Dis donc, les anges ne sont pas des Terriens
Je relisais récemment le premier livre de Barack Obama, Les Rêves de Mon Père, traduit de l’Anglais Dreams From My Father. La rigueur prosaïque et le souci du menu détail dans la conduite du récit, c’est bien entendu du pur Obama.
Le livre est un régal pour le lecteur avide de ces phrases pétries de telle manière à transmettre, à dosage égal, une forte rythmique—à travers la cadence musicale des mots—et cet embouteillage de paysages, de personnes, et de problèmes qui saturent le lecteur et l’emprisonnent dans les dédales des paragraphes.
Il s’agit d’une écriture ergonomique—pour parler comme Idriss Aberkane. Elle témoigne qu’en la plume, l’homme tenait déjà une pleine vocation.
Ce qui m’a frappé du livre, c’était de constater que l’ouvrage était en fait une subtile feuille de route personnelle, un agenda qui laissait entrevoir d’avance ce à quoi aspirait le futur 44e président des États-Unis.
Les Rêves de Mon Père valide la thèse qui voudrait que les grands parcours soient assez rarement accidentels.
En me replongeant là-dans, le livre a rallumé l’admiration que je voue au personnage depuis qu’un certain Xavier Kreiss me le signala en 2004 via un article de presse, au lendemain de sa brillante prestation à la Convention Démocrate de cette année-là.
Mon sentiment bienveillant à l’égard d’Obama n’est pas forcément rationnel; comme nombre d’Africains, je lui en veux encore pour son rôle passif en Libye où sa démission avait laissé un boulevard à l’amateurisme du duo Sarkozy-Cameron. Son vice de leadership en Libye continue de coûter très cher à tous les pays du Sahel.

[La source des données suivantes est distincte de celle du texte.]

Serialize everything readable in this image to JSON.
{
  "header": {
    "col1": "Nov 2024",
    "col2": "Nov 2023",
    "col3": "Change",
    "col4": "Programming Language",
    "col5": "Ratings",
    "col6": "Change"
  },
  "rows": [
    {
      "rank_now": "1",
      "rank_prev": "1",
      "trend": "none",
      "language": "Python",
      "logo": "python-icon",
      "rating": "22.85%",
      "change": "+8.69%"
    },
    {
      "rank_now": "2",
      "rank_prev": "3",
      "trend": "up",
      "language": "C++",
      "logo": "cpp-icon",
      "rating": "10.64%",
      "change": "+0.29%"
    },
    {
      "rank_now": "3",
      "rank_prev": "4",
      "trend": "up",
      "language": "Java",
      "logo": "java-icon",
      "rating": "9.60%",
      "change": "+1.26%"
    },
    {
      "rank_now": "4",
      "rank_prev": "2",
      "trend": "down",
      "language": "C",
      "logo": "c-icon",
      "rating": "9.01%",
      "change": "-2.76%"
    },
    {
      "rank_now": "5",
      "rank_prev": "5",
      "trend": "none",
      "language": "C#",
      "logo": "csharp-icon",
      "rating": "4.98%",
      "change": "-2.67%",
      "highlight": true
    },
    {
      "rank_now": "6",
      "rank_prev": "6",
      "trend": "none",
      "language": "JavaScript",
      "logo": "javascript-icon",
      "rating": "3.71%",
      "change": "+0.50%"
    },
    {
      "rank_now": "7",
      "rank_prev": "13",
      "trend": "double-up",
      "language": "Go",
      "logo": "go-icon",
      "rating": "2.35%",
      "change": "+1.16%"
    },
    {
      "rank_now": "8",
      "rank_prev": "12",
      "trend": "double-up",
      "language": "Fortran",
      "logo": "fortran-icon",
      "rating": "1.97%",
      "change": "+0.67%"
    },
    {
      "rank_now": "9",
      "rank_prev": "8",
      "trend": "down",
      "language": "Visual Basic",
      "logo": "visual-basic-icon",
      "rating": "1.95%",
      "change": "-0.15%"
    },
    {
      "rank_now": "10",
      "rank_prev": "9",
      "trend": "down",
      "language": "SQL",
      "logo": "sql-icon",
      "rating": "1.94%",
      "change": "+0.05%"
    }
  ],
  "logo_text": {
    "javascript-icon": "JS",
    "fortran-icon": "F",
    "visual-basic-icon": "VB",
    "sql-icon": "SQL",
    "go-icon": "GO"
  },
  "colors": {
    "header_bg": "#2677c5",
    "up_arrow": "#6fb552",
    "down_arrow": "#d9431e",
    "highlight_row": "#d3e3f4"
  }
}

Évidemment, Obama aura toujours ses irréductibles détracteurs. Je défends le droit de ces derniers à le clouer au pilori pour les ratés de sa Présidence. Mais tout ce que l’on dirige contre lui n’est pas toujours légitime.
C’est le cas quand la critique devient l’expression d’un racisme à peine voilé, refusant à lui concéder ses mérites, ne serait-ce l’admission que c’est l’un des présidents les plus intelligents et charismatiques de l’histoire des Etats-Unis.
Son intelligence est assurément ce qui me tutoyait quand je parcourais Les Rêves de Mon Père. En y découvrant les jalons du grand destin qui sera le sien, je me suis rappelé ma promesse à moi de ne jamais avoir de réserve à célébrer les hommes de leur vivant.
Oui, il a gaffé au sujet de la Libye, et sur bien d’autres. Mais au-delà des considérations politiques, Obama reste—jusqu’à preuve du contraire—un bel exemple de réussite personnelle, un bon père de famille, un citoyen exemplaire.
C’est assez clair dans son livre: S’il l’avait voulu, il aurait trouvé, dans le hasard de son enfance désorientée, une belle excuse pour être un salaud. Au contraire, il s’avisa à temps et se détourna de la colère d’avoir grandi sans son papa afin de prendre consciemment son destin en main.
Mais ceux qui le détestent du fond de leurs tripes ne manqueront jamais de trouver le moyen de passer outre ce genre de détail. Rappelez-vous : Même quand il s’était agit d’abattre le cerveau des attentats du 11 Septembre, il s’en trouva pour s’indigner qu’il n’ait pas offert à Ben Laden une sépulture digne des convictions islamiques du fondateur d’al-Qaeda.
Non, nul n’est parfait sous le regard de la critique. Mais pour ma part, il y a un attrait dans l’imparfait. Il nous donne de quoi nous occuper. L’imparfait est l’espace du chantier perpétuel de l’homme, appelé à se surpasser encore et encore.